Silicon Valley staff-poaching suit is granted class-action status
SAN FRANCISCO -- A federal judge has granted class-action status to a lawsuit that alleges Apple, Google and two other major Silicon Valley companies kept a lid on wages by agreeing not to poach one another’s employees.
Five software engineers filed the lawsuit in 2011, claiming the companies violated antitrust laws by engaging in a “conspiracy” between 2005 and 2009 to limit pay and job movement. They say more than 50,000 people -- software and hardware engineers, designers and product developers -- were affected by the “do not cold call” agreements between the companies.
Robert Van Nest, a lawyer for the companies, declined to comment.

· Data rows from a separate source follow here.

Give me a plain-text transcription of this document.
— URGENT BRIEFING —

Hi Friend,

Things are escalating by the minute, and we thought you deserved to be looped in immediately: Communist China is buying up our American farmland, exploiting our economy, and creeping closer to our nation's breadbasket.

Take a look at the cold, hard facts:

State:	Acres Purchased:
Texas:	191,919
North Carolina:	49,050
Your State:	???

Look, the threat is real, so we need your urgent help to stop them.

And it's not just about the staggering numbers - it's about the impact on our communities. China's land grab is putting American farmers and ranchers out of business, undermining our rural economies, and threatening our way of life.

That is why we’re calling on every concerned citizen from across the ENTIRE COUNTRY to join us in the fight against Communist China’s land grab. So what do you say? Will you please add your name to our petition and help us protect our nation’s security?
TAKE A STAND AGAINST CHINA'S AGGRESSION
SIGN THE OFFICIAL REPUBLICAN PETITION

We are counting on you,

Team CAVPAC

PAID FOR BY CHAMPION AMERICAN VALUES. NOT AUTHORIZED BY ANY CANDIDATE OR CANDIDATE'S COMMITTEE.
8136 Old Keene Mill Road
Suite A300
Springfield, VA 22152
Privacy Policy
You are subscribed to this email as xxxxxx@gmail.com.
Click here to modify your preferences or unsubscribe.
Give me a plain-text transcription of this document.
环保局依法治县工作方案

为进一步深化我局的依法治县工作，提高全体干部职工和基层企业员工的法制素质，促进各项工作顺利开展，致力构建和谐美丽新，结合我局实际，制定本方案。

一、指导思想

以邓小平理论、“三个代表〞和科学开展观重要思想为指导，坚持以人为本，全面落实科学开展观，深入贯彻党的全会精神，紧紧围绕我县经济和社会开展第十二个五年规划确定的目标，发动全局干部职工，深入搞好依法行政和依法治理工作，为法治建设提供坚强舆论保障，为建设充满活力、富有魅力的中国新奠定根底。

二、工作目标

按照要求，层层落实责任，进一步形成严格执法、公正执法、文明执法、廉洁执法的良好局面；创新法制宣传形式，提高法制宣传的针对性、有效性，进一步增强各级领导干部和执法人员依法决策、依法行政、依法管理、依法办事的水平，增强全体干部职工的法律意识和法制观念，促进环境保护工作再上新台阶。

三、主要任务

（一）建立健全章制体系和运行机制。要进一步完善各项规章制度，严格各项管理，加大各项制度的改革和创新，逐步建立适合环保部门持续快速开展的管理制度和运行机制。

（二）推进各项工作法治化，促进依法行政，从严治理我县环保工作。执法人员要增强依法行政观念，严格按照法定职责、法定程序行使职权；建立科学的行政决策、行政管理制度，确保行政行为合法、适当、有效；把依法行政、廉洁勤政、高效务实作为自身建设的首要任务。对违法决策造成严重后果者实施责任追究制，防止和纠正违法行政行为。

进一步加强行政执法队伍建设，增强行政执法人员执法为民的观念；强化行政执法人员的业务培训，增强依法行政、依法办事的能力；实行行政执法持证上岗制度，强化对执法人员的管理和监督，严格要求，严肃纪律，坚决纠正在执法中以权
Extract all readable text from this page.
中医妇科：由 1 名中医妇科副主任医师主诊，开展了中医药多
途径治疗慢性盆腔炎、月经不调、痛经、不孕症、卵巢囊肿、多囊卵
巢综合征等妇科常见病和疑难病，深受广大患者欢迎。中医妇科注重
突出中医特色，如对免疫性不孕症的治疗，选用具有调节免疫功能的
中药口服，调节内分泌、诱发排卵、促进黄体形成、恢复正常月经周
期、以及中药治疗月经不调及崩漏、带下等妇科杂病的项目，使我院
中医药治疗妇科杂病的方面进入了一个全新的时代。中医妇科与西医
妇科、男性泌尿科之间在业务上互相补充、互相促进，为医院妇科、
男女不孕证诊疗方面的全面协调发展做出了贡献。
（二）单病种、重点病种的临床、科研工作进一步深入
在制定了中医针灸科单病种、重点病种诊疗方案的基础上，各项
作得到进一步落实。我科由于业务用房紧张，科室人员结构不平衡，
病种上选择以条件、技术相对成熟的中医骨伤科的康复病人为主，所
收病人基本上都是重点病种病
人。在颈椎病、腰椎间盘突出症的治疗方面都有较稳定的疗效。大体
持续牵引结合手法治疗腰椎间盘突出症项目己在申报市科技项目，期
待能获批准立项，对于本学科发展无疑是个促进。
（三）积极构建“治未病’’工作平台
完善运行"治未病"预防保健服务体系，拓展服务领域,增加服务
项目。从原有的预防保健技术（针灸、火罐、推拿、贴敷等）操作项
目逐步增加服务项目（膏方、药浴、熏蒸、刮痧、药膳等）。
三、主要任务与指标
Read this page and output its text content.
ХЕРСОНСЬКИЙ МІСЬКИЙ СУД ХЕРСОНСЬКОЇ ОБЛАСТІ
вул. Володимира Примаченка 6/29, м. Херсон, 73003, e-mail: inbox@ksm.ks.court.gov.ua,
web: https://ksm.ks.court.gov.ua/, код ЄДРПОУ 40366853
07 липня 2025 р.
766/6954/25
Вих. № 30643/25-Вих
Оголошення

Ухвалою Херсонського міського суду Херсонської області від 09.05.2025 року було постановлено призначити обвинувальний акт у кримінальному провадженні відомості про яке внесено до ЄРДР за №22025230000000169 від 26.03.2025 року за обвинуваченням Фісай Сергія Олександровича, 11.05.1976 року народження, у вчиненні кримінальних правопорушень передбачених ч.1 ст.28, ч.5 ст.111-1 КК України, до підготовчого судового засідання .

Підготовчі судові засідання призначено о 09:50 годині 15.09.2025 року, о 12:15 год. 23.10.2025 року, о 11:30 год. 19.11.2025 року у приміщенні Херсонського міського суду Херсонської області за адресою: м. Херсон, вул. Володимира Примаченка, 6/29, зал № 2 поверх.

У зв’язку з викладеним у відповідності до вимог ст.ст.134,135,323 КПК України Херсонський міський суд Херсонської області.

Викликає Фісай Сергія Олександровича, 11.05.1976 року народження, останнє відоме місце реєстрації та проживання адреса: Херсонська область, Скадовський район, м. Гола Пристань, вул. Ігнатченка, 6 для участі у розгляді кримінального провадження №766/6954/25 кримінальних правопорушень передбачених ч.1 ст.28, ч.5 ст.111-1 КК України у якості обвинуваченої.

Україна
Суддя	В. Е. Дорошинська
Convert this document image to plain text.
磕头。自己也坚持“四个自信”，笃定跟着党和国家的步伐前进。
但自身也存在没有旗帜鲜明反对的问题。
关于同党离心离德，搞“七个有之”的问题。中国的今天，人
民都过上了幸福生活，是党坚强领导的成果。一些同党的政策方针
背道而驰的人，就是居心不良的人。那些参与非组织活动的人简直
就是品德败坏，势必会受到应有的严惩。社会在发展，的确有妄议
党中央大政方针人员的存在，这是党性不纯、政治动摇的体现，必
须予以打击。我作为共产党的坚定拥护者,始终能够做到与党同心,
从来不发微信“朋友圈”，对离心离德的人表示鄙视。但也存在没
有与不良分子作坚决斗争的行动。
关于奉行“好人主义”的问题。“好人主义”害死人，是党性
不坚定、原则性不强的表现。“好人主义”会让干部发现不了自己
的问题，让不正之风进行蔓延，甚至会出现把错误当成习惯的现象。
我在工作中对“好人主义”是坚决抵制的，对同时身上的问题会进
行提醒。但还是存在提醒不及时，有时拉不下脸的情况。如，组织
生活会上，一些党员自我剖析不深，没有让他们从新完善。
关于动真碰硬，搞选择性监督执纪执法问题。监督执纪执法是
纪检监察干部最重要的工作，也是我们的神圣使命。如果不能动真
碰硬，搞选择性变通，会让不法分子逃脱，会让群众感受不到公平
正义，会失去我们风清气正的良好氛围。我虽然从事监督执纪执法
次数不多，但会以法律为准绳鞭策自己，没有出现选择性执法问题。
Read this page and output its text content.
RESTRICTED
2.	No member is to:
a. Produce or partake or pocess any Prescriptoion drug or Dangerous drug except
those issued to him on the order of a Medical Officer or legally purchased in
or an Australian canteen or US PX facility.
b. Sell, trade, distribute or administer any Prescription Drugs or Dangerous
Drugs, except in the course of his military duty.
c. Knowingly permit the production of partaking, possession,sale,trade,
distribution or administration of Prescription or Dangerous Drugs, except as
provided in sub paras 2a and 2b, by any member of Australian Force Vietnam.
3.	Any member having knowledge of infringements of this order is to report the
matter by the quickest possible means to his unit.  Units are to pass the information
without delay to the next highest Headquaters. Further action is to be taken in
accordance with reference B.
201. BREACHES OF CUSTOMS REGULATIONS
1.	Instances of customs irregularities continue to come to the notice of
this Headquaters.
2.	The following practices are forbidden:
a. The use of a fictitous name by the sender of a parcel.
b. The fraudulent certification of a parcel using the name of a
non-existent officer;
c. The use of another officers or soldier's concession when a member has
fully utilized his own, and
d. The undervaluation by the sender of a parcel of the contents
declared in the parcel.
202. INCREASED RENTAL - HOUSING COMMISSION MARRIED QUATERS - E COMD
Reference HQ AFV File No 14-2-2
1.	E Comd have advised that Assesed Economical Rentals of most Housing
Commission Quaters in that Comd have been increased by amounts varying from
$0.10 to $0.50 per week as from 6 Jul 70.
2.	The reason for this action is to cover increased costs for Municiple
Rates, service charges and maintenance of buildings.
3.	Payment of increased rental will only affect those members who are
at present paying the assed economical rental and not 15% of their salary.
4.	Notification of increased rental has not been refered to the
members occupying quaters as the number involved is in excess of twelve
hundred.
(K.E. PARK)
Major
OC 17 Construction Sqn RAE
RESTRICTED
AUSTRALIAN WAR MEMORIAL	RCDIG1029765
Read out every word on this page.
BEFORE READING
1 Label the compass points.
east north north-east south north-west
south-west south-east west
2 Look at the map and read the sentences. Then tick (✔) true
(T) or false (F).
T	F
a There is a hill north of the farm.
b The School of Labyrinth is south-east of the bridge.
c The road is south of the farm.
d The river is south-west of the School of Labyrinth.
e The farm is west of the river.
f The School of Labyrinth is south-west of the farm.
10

The plaintiffs’ lawyer, Kelly M. Dermody of Lieff Cabraser Heimann & Bernstein LLP, said in an emailed statement: “We appreciate the court’s careful and comprehensive review of the record and look forward to seeking justice for our clients at trial.”
The plaintiffs allege the companies that entered into these non-solicitation agreements -- including Intel and Adobe Systems -- all had ties to Steve Jobs, Apple’s late chief executive, or had at least one board member in common with Apple.
The lawsuit follows a similar probe from the U.S. Justice Department that the companies settled in 2010. That investigation alleged the companies colluded to suppress wages by agreeing not to recruit employees from one another. As a result of the settlement, the companies agreed not to restrain competition in the labor market for high-tech talent.